Pan Jiahua, Director, Institute for Urban and Environmental Studies, Chinese Academy of Social Sciences, said a climate change goal is fundamental in the SDG framework, and it must be harmonious with both development and sustainability. He said its indicators must be measurable, reportable and verifiable, and suggested examples of both aggregate indicators—which would reflect CBDR—and per capita indicators. Pan said the drivers of climate change are linked to all other SDG issues. He also advocated a paradigm shift away from industrial civilization—based on fossil fuels, neglectful of geo-physical limits and materialist—to harmony between humans and nature, which relies on efficiency and justice.
OWG members’ comments and questions included one by France’s Deputy Minister for Development Pascal Canfin, who stressed the importance of limiting global temperature increases, and said the development agenda can no longer be considered without taking climate change into account. Poverty cannot be eradicated, he said, without also incorporating climate solutions into the agenda. He stressed that a specific SDG linked to climate change would not bring any added value, but that the issue should be reflected across goals from many different points of view.
Special Representative of the Secretary-General for Disaster Risk Reduction Margareta Wahlström said sustainable development is not feasible without recognizing disaster and climate risks. With the rapid increase of disasters, she said we have focused more on losses than on preparation and mitigation. She urged thinking about risk in three ways: prevention; risk reduction; and strengthening resilience.
Steer, responding to a question on the principle of CBDR, said this principle should not become a burden but investment in development. He said a stand-alone goal on climate could push the UNFCCC process “in the wrong direction.” Influencing the chances of a deal at the twenty-first session of the UNFCCC Conference of the Parties (COP 21), he asserted, is not the role of the OWG, but it would be a “massive mistake” for the SDG process to ignore climate change because of other ongoing processes. The OWG’s job is not to meddle in negotiations, he affirmed, but to set SDGs, which cannot be done without addressing climate change. He added that climate change responses are about development: resilience of cities and agriculture, for example, on the adaptation side, and resource efficiency, as an example of mitigation.

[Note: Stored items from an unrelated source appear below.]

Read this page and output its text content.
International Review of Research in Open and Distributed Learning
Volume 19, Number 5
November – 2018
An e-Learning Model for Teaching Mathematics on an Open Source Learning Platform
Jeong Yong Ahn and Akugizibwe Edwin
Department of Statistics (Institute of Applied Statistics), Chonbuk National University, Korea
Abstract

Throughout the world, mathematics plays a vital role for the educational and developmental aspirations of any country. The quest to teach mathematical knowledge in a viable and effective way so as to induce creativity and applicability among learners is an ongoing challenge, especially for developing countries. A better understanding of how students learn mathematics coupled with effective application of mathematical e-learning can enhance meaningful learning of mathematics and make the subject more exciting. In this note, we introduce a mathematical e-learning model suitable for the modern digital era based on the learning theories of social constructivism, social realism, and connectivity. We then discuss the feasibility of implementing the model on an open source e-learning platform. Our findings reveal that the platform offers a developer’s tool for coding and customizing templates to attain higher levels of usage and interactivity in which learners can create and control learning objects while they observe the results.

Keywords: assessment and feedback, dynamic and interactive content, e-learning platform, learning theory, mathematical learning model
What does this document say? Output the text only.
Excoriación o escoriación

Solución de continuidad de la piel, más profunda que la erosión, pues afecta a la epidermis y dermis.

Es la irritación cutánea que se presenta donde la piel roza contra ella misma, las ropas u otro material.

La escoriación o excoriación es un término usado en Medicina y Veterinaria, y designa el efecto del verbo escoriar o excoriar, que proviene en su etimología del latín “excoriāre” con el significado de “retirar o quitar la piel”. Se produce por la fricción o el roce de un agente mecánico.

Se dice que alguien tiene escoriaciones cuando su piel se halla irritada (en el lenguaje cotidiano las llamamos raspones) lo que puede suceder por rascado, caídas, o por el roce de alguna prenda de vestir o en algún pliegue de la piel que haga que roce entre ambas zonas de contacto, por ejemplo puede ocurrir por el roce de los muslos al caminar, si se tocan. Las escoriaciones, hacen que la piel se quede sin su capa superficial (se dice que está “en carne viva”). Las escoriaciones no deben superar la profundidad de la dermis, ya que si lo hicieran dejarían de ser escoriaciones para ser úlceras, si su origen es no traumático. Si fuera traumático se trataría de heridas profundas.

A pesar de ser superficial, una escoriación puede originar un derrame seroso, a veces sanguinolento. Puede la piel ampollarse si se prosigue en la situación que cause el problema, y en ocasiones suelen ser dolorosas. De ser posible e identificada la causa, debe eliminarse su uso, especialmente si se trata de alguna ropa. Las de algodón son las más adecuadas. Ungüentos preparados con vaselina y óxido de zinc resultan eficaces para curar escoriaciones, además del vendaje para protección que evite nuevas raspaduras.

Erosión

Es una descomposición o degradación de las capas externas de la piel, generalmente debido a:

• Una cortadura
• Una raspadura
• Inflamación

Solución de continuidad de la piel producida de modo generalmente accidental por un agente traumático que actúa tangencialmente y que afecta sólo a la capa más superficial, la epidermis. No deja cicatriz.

Pan, in his responses, suggested that the SDG process can have positive impacts on UNFCCC negotiations. An SDG on climate, he said, can push the negotiation process further. Because of the centrality of climate change to sustainability, he called a stand-alone goal on the issue “absolutely necessary.” He suggested that, at a minimum, the SDGs should reflect low-carbon elements, because even this could have an impact on the UNFCCC negotiations.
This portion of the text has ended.